Food Ministries – Feeding the hungry of North Down
As the economy remains in the doldrums more and more people are finding themselves in dire straits, whether it’s the result of redundancy, unemployment, or sadly, just being unable to cope with the pressures of everyday life.
For many, it has simply come down to a basic choice – heat or eat, and even that for some, is a struggle. As a direct response to this crisis, people who care and who want to make a difference have come together to set up some form of ‘food ministry’ in their towns and cities with the aim of helping individuals and families get through these difficult times by supplying the basic foodstuffs to put a meal on the table.
North Down has it’s share of food poverty too, and two food ministries have been recently set up to help relieve this hardship.
Storehouse North Down: ‘No-one in North Down should ever go hungry’
People aren’t really going hungry in North Down ….. are they?
Helen Sloan, General Manager, Storehouse North Down said “ Having plenty of food in the cupboards is something we take for granted. But what would happen if your salary stopped? You might last a few weeks even a few months, but then where would you turn?”
“Hundreds of families in North Down live close to or at the edge of their finances. For many, simply getting by is a struggle, so when personal crisis hits – like redundancy, illness, homelessness or separation – finding the next meal can be a real challenge.”
Now, Storehouse North Down is somewhere where people in need can turn to for help.
Set up in September 2012 Storehouse North Down is a charity dedicated to be a real answer for those families and individuals across North Down who have no safety net. It was formed when many churches in North Down came together to fight poverty in Jesus’ name. Eight months on this vital food ministry is now supported by 35 local churches, statutory and voluntary agencies, businesses, schools, MLAs and individuals.

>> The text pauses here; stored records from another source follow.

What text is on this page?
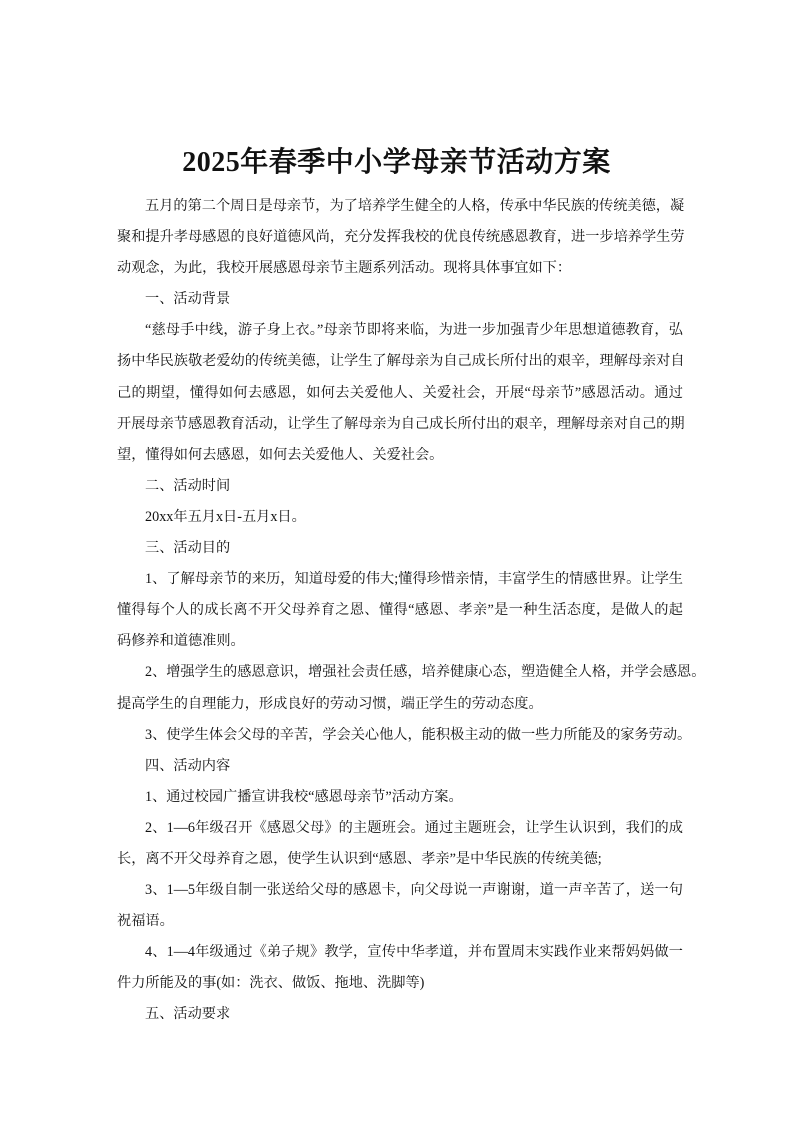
2025年春季中小学母亲节活动方案
五月的第二个周日是母亲节，为了培养学生健全的人格，传承中华民族的传统美德，凝
聚和提升孝母感恩的良好道德风尚，充分发挥我校的优良传统感恩教育，进一步培养学生劳
动观念，为此，我校开展感恩母亲节主题系列活动。现将具体事宜如下：
一、活动背景
“慈母手中线，游子身上衣。”母亲节即将来临，为进一步加强青少年思想道德教育，弘
扬中华民族敬老爱幼的传统美德，让学生了解母亲为自己成长所付出的艰辛，理解母亲对自
己的期望，懂得如何去感恩，如何去关爱他人、关爱社会，开展“母亲节”感恩活动。通过
开展母亲节感恩教育活动，让学生了解母亲为自己成长所付出的艰辛，理解母亲对自己的期
望，懂得如何去感恩，如何去关爱他人、关爱社会。
二、活动时间
20xx年五月x日-五月x日。
三、活动目的
1、了解母亲节的来历，知道母爱的伟大;懂得珍惜亲情，丰富学生的情感世界。让学生
懂得每个人的成长离不开父母养育之恩、懂得“感恩、孝亲”是一种生活态度，是做人的起
码修养和道德准则。
2、增强学生的感恩意识，增强社会责任感，培养健康心态，塑造健全人格，并学会感恩。
提高学生的自理能力，形成良好的劳动习惯，端正学生的劳动态度。
3、使学生体会父母的辛苦，学会关心他人，能积极主动的做一些力所能及的家务劳动。
四、活动内容
1、通过校园广播宣讲我校“感恩母亲节”活动方案。
2、1—6年级召开《感恩父母》的主题班会。通过主题班会，让学生认识到，我们的成
长，离不开父母养育之恩，使学生认识到“感恩、孝亲”是中华民族的传统美德;
3、1—5年级自制一张送给父母的感恩卡，向父母说一声谢谢，道一声辛苦了，送一句
祝福语。
4、1—4年级通过《弟子规》教学，宣传中华孝道，并布置周末实践作业来帮妈妈做一
件力所能及的事(如：洗衣、做饭、拖地、洗脚等)
五、活动要求
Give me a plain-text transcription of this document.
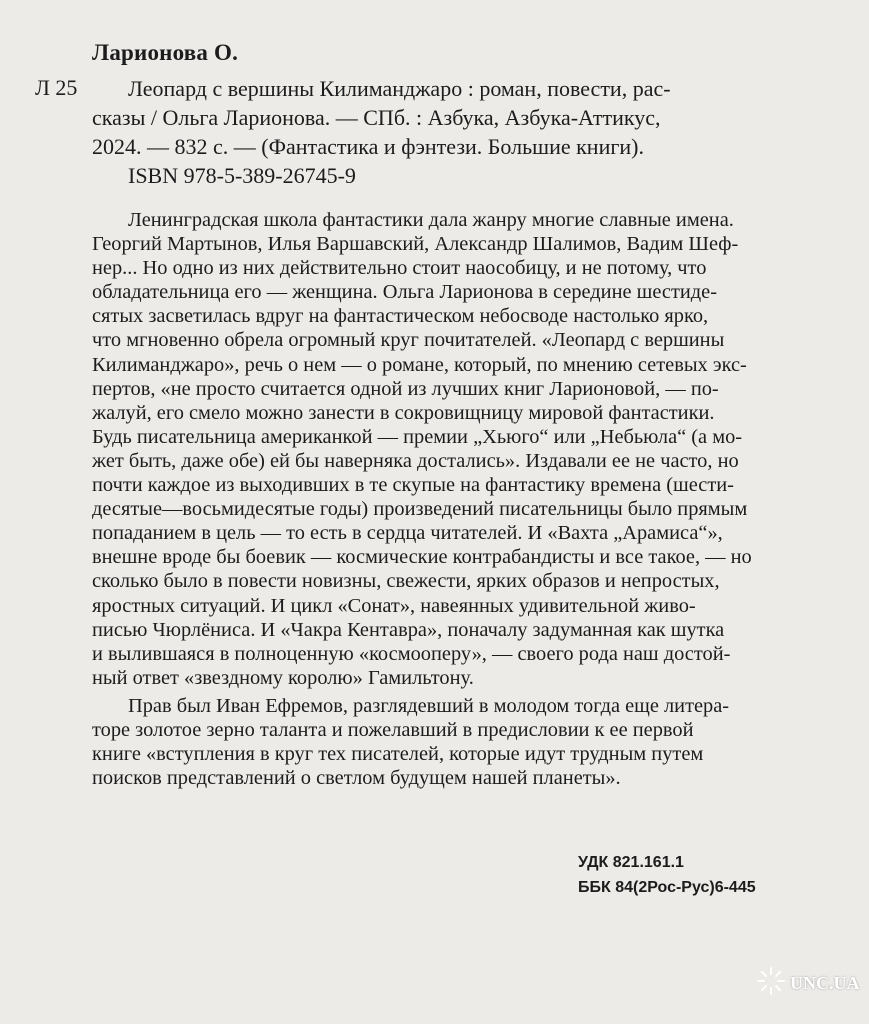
Ларионова О.
Л 25	Леопард с вершины Килиманджаро : роман, повести, рас-
сказы / Ольга Ларионова. — СПб. : Азбука, Азбука-Аттикус,
2024. — 832 с. — (Фантастика и фэнтези. Большие книги).
ISBN 978-5-389-26745-9
Ленинградская школа фантастики дала жанру многие славные имена.
Георгий Мартынов, Илья Варшавский, Александр Шалимов, Вадим Шеф-
нер... Но одно из них действительно стоит наособицу, и не потому, что
обладательница его — женщина. Ольга Ларионова в середине шестиде-
сятых засветилась вдруг на фантастическом небосводе настолько ярко,
что мгновенно обрела огромный круг почитателей. «Леопард с вершины
Килиманджаро», речь о нем — о романе, который, по мнению сетевых экс-
пертов, «не просто считается одной из лучших книг Ларионовой, — по-
жалуй, его смело можно занести в сокровищницу мировой фантастики.
Будь писательница американкой — премии „Хьюго“ или „Небьюла“ (а мо-
жет быть, даже обе) ей бы наверняка достались». Издавали ее не часто, но
почти каждое из выходивших в те скупые на фантастику времена (шести-
десятые—восьмидесятые годы) произведений писательницы было прямым
попаданием в цель — то есть в сердца читателей. И «Вахта „Арамиса“»,
внешне вроде бы боевик — космические контрабандисты и все такое, — но
сколько было в повести новизны, свежести, ярких образов и непростых,
яростных ситуаций. И цикл «Сонат», навеянных удивительной живо-
писью Чюрлёниса. И «Чакра Кентавра», поначалу задуманная как шутка
и вылившаяся в полноценную «космооперу», — своего рода наш достой-
ный ответ «звездному королю» Гамильтону.
Прав был Иван Ефремов, разглядевший в молодом тогда еще литера-
торе золотое зерно таланта и пожелавший в предисловии к ее первой
книге «вступления в круг тех писателей, которые идут трудным путем
поисков представлений о светлом будущем нашей планеты».
УДК 821.161.1
ББК 84(2Рос-Рус)6-445
UNC.UA
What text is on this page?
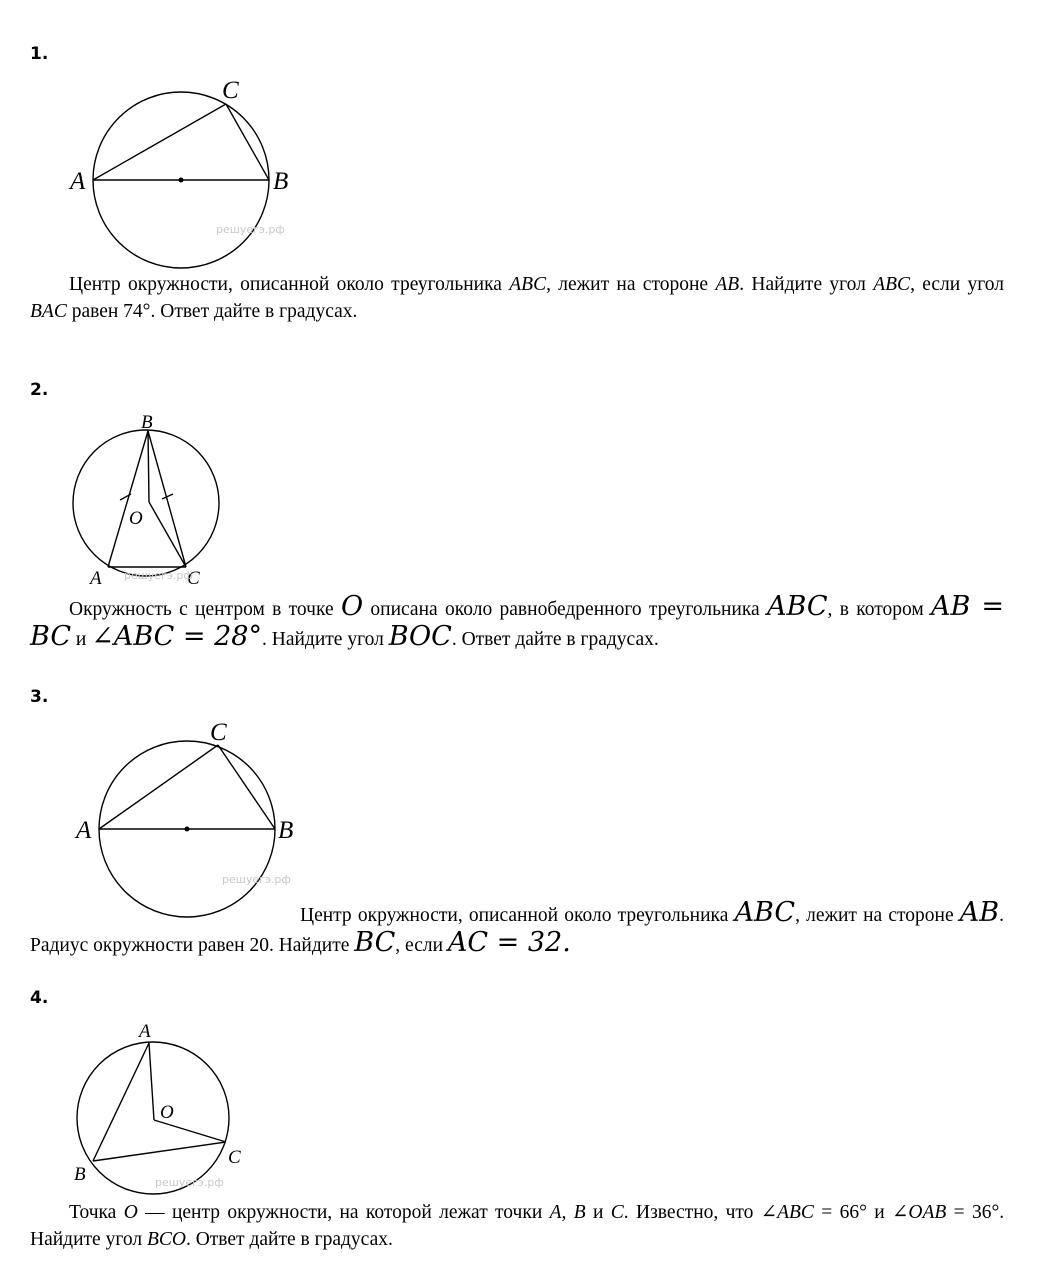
1.
C
A	B
решуегэ.рф
Центр окружности, описанной около треугольника ABC, лежит на стороне AB. Найдите угол ABC, если угол BAC равен 74°. Ответ дайте в градусах.
2.
B
O
A	C
решуегэ.рф
Окружность с центром в точке O описана около равнобедренного треугольника ABC, в котором AB = BC и ∠ABC = 28°. Найдите угол BOC. Ответ дайте в градусах.
3.
C
A	B
решуегэ.рф
Центр окружности, описанной около треугольника ABC, лежит на стороне AB. Радиус окружности равен 20. Найдите BC, если AC = 32.
4.
A
O
B
C
решуегэ.рф
Точка O — центр окружности, на которой лежат точки A, B и C. Известно, что ∠ABC = 66° и ∠OAB = 36°. Найдите угол BCO. Ответ дайте в градусах.
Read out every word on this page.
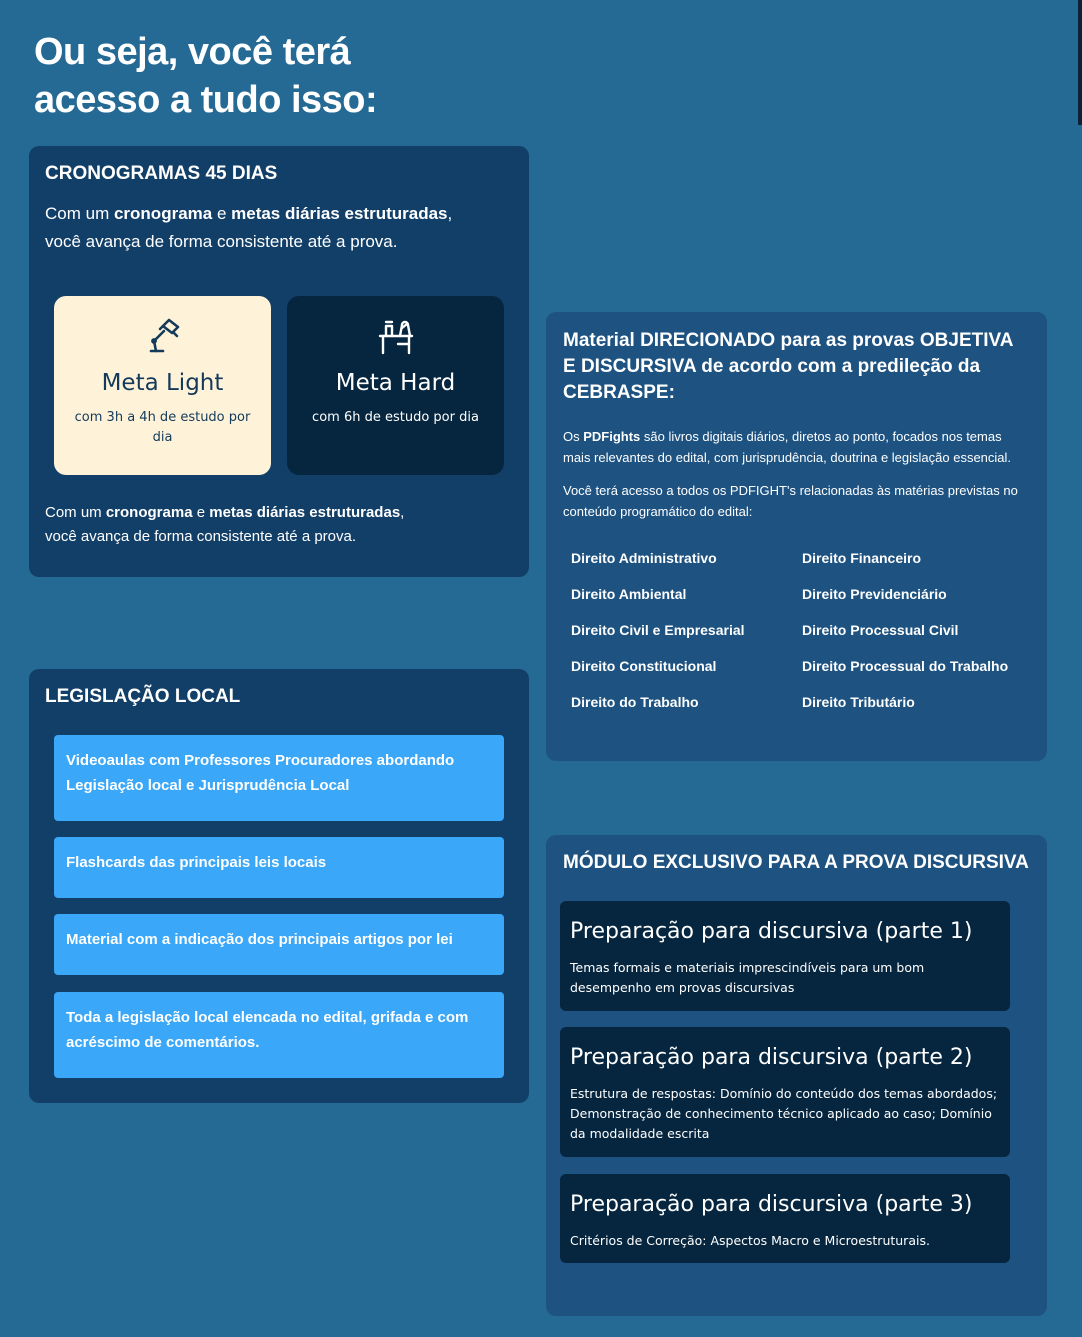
Ou seja, você terá
acesso a tudo isso:
CRONOGRAMAS 45 DIAS

Com um cronograma e metas diárias estruturadas,
você avança de forma consistente até a prova.

Meta Light
com 3h a 4h de estudo por dia
Meta Hard
com 6h de estudo por dia

Com um cronograma e metas diárias estruturadas,
você avança de forma consistente até a prova.

LEGISLAÇÃO LOCAL
Videoaulas com Professores Procuradores abordando Legislação local e Jurisprudência Local
Flashcards das principais leis locais
Material com a indicação dos principais artigos por lei
Toda a legislação local elencada no edital, grifada e com acréscimo de comentários.
Material DIRECIONADO para as provas OBJETIVA E DISCURSIVA de acordo com a predileção da CEBRASPE:

Os PDFights são livros digitais diários, diretos ao ponto, focados nos temas mais relevantes do edital, com jurisprudência, doutrina e legislação essencial.

Você terá acesso a todos os PDFIGHT's relacionadas às matérias previstas no conteúdo programático do edital:

Direito Administrativo	Direito Financeiro
Direito Ambiental	Direito Previdenciário
Direito Civil e Empresarial	Direito Processual Civil
Direito Constitucional	Direito Processual do Trabalho
Direito do Trabalho	Direito Tributário
MÓDULO EXCLUSIVO PARA A PROVA DISCURSIVA
Preparação para discursiva (parte 1)
Temas formais e materiais imprescindíveis para um bom desempenho em provas discursivas
Preparação para discursiva (parte 2)
Estrutura de respostas: Domínio do conteúdo dos temas abordados; Demonstração de conhecimento técnico aplicado ao caso; Domínio da modalidade escrita
Preparação para discursiva (parte 3)
Critérios de Correção: Aspectos Macro e Microestruturais.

Based in a large warehouse in Bangor, Storehouse North Down is managed and staffed by volunteers. It is open every Monday and Thursday from 2.00-4.00pm, and on the first Tuesday of the month from 7.30-9.00pm. Food is supplied on an on-going basis by churches, schools and other bodies. Partnering with established and skilled agencies, charities and churches, Storehouse North Down works on a daily basis with families and individuals who are experiencing difficulties. Through these partnerships Storehouse North Down operates on a referral basis and connects with those most genuinely in need. The aim is to break the cycle of poverty that many, through no fault of their own, find themselves in, by providing emergency food packages. Each food package provides a family or individual with three days of emergency food which will be supplied up to six times over a six month period.
Since opening in September Storehouse North Down has now distributed over 1,100 food parcels to families and individuals right across North Down. Helen added “By partnering with these charities and bodies we are able to provide opportunities to see lives changed by long term solutions and not just short term aid. We work closely with our partners to help people move away from the need of support and to prevent dependency. We are also in the position of being able to draw alongside our clients and signpost them to specialist bodies and agencies who can offer them the additional help they require.”
Follow us on Facebook www.facebook.com/storehousenorthdown or contact us on 07526 541168. Emailinfo@storehousenorthdown.com. If you would like to volunteer please send an email to email@example.com.
Storehouse is affiliated with Storehouse Belfast and is a registered charity, funded, staffed and run on a voluntary basis.
Bangor (NI) Foodbank
Bangor (NI) Foodbank is run by the Elim Church in Bangor, and is supported by the UK wide Trussel Trust.
Foodstuffs are mainly collected at local supermarkets – volunteers hand out leaflets to shoppers to encourage them to purchase an extra item with their shop, and deposit it at collection points as they leave. These food items are supplemented by donations of non-perishable items from local businesses, schools and individuals.
Once collected, the foodstuffs are sorted, dated and packed by volunteers, ready to be given to people in need. Care professionals, such as doctors, health visitors, social workers, welfare officers and police officers can identify vulnerable people who they feel would benefit from a food parcel, and issue them with a voucher. Foodbank clients can then bring that voucher to Bangor Foodbank (NI) at the Elim Church on Balloo Road, where it can be exchanged for three days of emergency food. Volunteers are also on hand to meet clients to share refreshments or a hot meal and signpost them to agencies who can provide additional help and advice.